I still think that the choice should ultimately depend on the riders, but I think they should weigh their decisions wisely.
Just to clarify terms…
Anomaly22, what you are referring to are not ‘sissy bars’, but ‘engine guards’, as the manufacturer likes to call them, or ‘crash bars’. They usually look like half a hoop sticking out each side of the bike just in front of the engine. My dad always reminds me to make sure I get them whenever I get a new bike. When my bike went down, they probably saved me at least $1000 in paint, chrome, metal work, etc., by keeping the shiny stuff off of the pavement. I STRONGLY recommend them.
‘Sissy bars’ are bars with backrests that the passenger can lean against (or you can tie your luggage to, etc.). Not much help if you bite it (as I learned, just more chrome and leather to replace if you do).

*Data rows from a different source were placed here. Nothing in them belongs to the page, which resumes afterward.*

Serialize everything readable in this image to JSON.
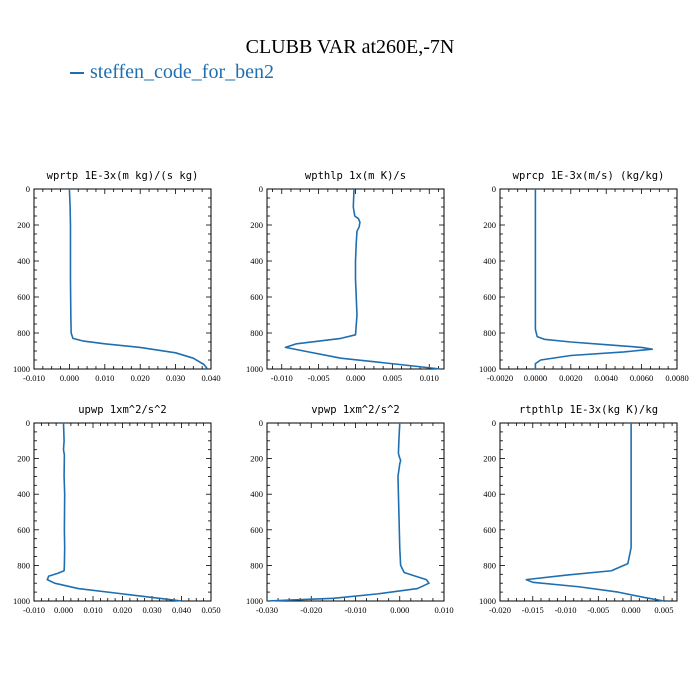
{
  "figure": {
    "title": "CLUBB VAR at260E,-7N",
    "legend_label": "steffen_code_for_ben2",
    "line_color": "#1f6fb0"
  },
  "chart_data": [
    {
      "type": "line",
      "title": "wprtp  1E-3x(m kg)/(s kg)",
      "xlim": [
        -0.01,
        0.04
      ],
      "ylim": [
        1000,
        0
      ],
      "xticks": [
        "-0.010",
        "0.000",
        "0.010",
        "0.020",
        "0.030",
        "0.040"
      ],
      "xtick_values": [
        -0.01,
        0.0,
        0.01,
        0.02,
        0.03,
        0.04
      ],
      "yticks": [
        "0",
        "200",
        "400",
        "600",
        "800",
        "1000"
      ],
      "series": [
        {
          "x": [
            0.0,
            0.0002,
            0.0003,
            0.0003,
            0.0003,
            0.0004,
            0.0005,
            0.001,
            0.004,
            0.01,
            0.02,
            0.03,
            0.035,
            0.038,
            0.039
          ],
          "y": [
            0,
            100,
            200,
            300,
            500,
            700,
            800,
            830,
            845,
            860,
            880,
            910,
            940,
            975,
            1000
          ]
        }
      ]
    },
    {
      "type": "line",
      "title": "wpthlp  1x(m K)/s",
      "xlim": [
        -0.012,
        0.012
      ],
      "ylim": [
        1000,
        0
      ],
      "xticks": [
        "-0.010",
        "-0.005",
        "0.000",
        "0.005",
        "0.010"
      ],
      "xtick_values": [
        -0.01,
        -0.005,
        0.0,
        0.005,
        0.01
      ],
      "yticks": [
        "0",
        "200",
        "400",
        "600",
        "800",
        "1000"
      ],
      "series": [
        {
          "x": [
            -0.0002,
            -0.0003,
            -0.0001,
            0.0004,
            0.0006,
            0.0005,
            0.0002,
            0.0001,
            0.0,
            0.0,
            0.0001,
            0.0002,
            0.0,
            -0.002,
            -0.008,
            -0.0095,
            -0.007,
            -0.002,
            0.006,
            0.0115
          ],
          "y": [
            0,
            100,
            150,
            165,
            185,
            210,
            235,
            300,
            400,
            500,
            600,
            700,
            810,
            830,
            860,
            880,
            900,
            940,
            975,
            1000
          ]
        }
      ]
    },
    {
      "type": "line",
      "title": "wprcp  1E-3x(m/s) (kg/kg)",
      "xlim": [
        -0.002,
        0.008
      ],
      "ylim": [
        1000,
        0
      ],
      "xticks": [
        "-0.0020",
        "0.0000",
        "0.0020",
        "0.0040",
        "0.0060",
        "0.0080"
      ],
      "xtick_values": [
        -0.002,
        0.0,
        0.002,
        0.004,
        0.006,
        0.008
      ],
      "yticks": [
        "0",
        "200",
        "400",
        "600",
        "800",
        "1000"
      ],
      "series": [
        {
          "x": [
            0.0,
            0.0,
            0.0,
            0.0,
            0.0,
            0.0001,
            0.0005,
            0.002,
            0.004,
            0.006,
            0.0066,
            0.005,
            0.002,
            0.0003,
            0.0,
            0.0
          ],
          "y": [
            0,
            200,
            400,
            600,
            780,
            820,
            835,
            850,
            865,
            880,
            890,
            905,
            925,
            950,
            970,
            1000
          ]
        }
      ]
    },
    {
      "type": "line",
      "title": "upwp  1xm^2/s^2",
      "xlim": [
        -0.01,
        0.05
      ],
      "ylim": [
        1000,
        0
      ],
      "xticks": [
        "-0.010",
        "0.000",
        "0.010",
        "0.020",
        "0.030",
        "0.040",
        "0.050"
      ],
      "xtick_values": [
        -0.01,
        0.0,
        0.01,
        0.02,
        0.03,
        0.04,
        0.05
      ],
      "yticks": [
        "0",
        "200",
        "400",
        "600",
        "800",
        "1000"
      ],
      "series": [
        {
          "x": [
            0.0,
            0.0002,
            0.0,
            0.0003,
            0.0002,
            0.0004,
            0.0003,
            0.0004,
            0.0003,
            0.0002,
            -0.002,
            -0.005,
            -0.0055,
            -0.003,
            0.005,
            0.02,
            0.035,
            0.04
          ],
          "y": [
            0,
            100,
            150,
            180,
            300,
            400,
            600,
            700,
            800,
            830,
            845,
            860,
            880,
            900,
            930,
            960,
            990,
            1000
          ]
        }
      ]
    },
    {
      "type": "line",
      "title": "vpwp  1xm^2/s^2",
      "xlim": [
        -0.03,
        0.01
      ],
      "ylim": [
        1000,
        0
      ],
      "xticks": [
        "-0.030",
        "-0.020",
        "-0.010",
        "0.000",
        "0.010"
      ],
      "xtick_values": [
        -0.03,
        -0.02,
        -0.01,
        0.0,
        0.01
      ],
      "yticks": [
        "0",
        "200",
        "400",
        "600",
        "800",
        "1000"
      ],
      "series": [
        {
          "x": [
            0.0,
            -0.0002,
            -0.0003,
            -0.0001,
            0.0002,
            0.0,
            -0.0004,
            -0.0002,
            0.0,
            0.0002,
            0.001,
            0.0035,
            0.006,
            0.0066,
            0.004,
            -0.005,
            -0.015,
            -0.025,
            -0.03
          ],
          "y": [
            0,
            100,
            170,
            190,
            210,
            230,
            300,
            500,
            700,
            800,
            840,
            860,
            880,
            900,
            930,
            960,
            985,
            995,
            1000
          ]
        }
      ]
    },
    {
      "type": "line",
      "title": "rtpthlp  1E-3x(kg K)/kg",
      "xlim": [
        -0.02,
        0.007
      ],
      "ylim": [
        1000,
        0
      ],
      "xticks": [
        "-0.020",
        "-0.015",
        "-0.010",
        "-0.005",
        "0.000",
        "0.005"
      ],
      "xtick_values": [
        -0.02,
        -0.015,
        -0.01,
        -0.005,
        0.0,
        0.005
      ],
      "yticks": [
        "0",
        "200",
        "400",
        "600",
        "800",
        "1000"
      ],
      "series": [
        {
          "x": [
            0.0,
            0.0,
            0.0,
            0.0,
            -0.0005,
            -0.003,
            -0.01,
            -0.016,
            -0.015,
            -0.008,
            -0.002,
            0.002,
            0.005
          ],
          "y": [
            0,
            200,
            400,
            700,
            790,
            830,
            855,
            880,
            895,
            920,
            950,
            980,
            1000
          ]
        }
      ]
    }
  ]
}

Why in the hell does everyone keep saying that the ‘general public’ has to pay for motorcycle accidents? Is this a British message board? I’m going to go cancel my insurance and you guys need to reimburse me for some of my medical bills. “But when the insurance company has to pay 6 digits to mend you up, my insurance rates go up!” I have yet to see any facts to back this up. In the past couple of months, a couple of guys that I ride with had some NASTY wrecks, and we raised the money for their medical bills with raffles, poker runs, donations, etc. Don’t falsly believe that when a biker has a wreck, he gets dumped on the doorstep of ‘the general public’. Bikers have family, friends, insurance (hopefully), co-workers. When I see a car wreck, I don’t think, “Damn those four-wheelers! There goes my insurance rates again!”

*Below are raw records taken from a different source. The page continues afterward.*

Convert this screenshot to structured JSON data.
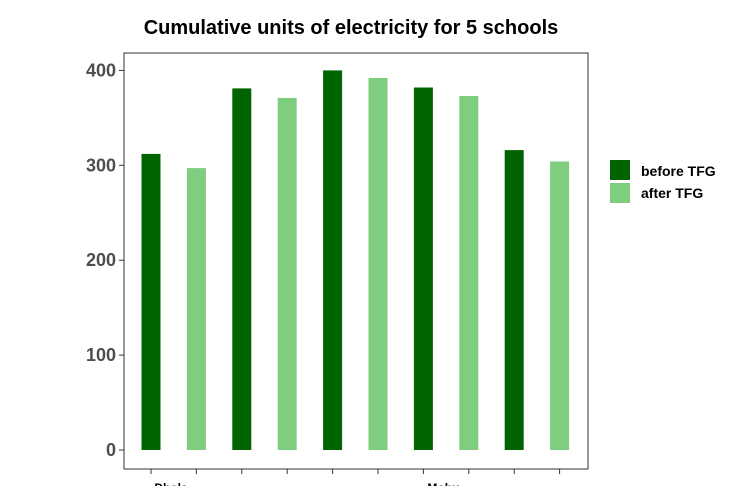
{
  "chart_data": {
    "type": "bar",
    "title": "Cumulative units of electricity for 5 schools",
    "xlabel": "",
    "ylabel": "",
    "ylim": [
      0,
      420
    ],
    "yticks": [
      0,
      100,
      200,
      300,
      400
    ],
    "grid": false,
    "legend_position": "right",
    "categories": [
      "Dhola",
      "",
      "",
      "Mohu",
      ""
    ],
    "series": [
      {
        "name": "before TFG",
        "color": "#006400",
        "values": [
          312,
          381,
          400,
          382,
          316
        ]
      },
      {
        "name": "after TFG",
        "color": "#7fcd7f",
        "values": [
          297,
          371,
          392,
          373,
          304
        ]
      }
    ]
  }
}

BTW, if you’re in a car, please use a little extra caution when you see a bike close by, and try to keep an eye out for them. If everyone would do that, that would prevent A LOT of accidents.
Conversely, if you’re on a bike, don’t act like the rules of the road don’t apply to you, like riding up the berm or in between lanes of traffic. If you do, I will do my best to force you off the road and kill you.
You had better hope that you kill me, and that I’m alone, and that no gets your plate number, because if you attempt to carry out your threat, I, and/or my buddies, will find you and beat you until you’re almost dead, you psycho bastard. I’m speaking for many bikers out there. Bikers are a very tight-knit group, and if some pussy in a car fucks with one of us, whether the person is on a sport bike or a regular rice burner or a HOG, that pussy fucks with all of us.
I’m sure that now you’re going to go kick your dog and drive off looking for a biker – I hope you find me.
PLDennison, what a pleasant approach to people who don’t share your beliefs. That attitude will get you a good ass-kickin’ in most circles. What the hell is wrong with you, anyway? I was just reading your posts in the Athiest thread, and it sounded like you had a pretty sound moral compass. BZZZZZZ! WRONG! Gotta hate those bikers! Gotta kill 'em! Christ! It’s enough to make me puke.
Hey, Jackoff #1 and Jackoff #2, are you able to distinguish between the concepts “all bikers” and “bikers who feel the rules of the road don’t apply to them”? Apparently not. Why don’t y’all go take some remedial reading courses and get back to me, huh? That’s the second time in one thread you’ve done it, GirlFace, and it really does little to support your arguments.
If some Easy Rider wannabe starts sidling up the yellow line, in between cars, like driving laws are for other people and his shit don’t stink, or whipping up the berm like it has a sign reading “Motorcycle Lane,” you bet I’m gonna make his life tough.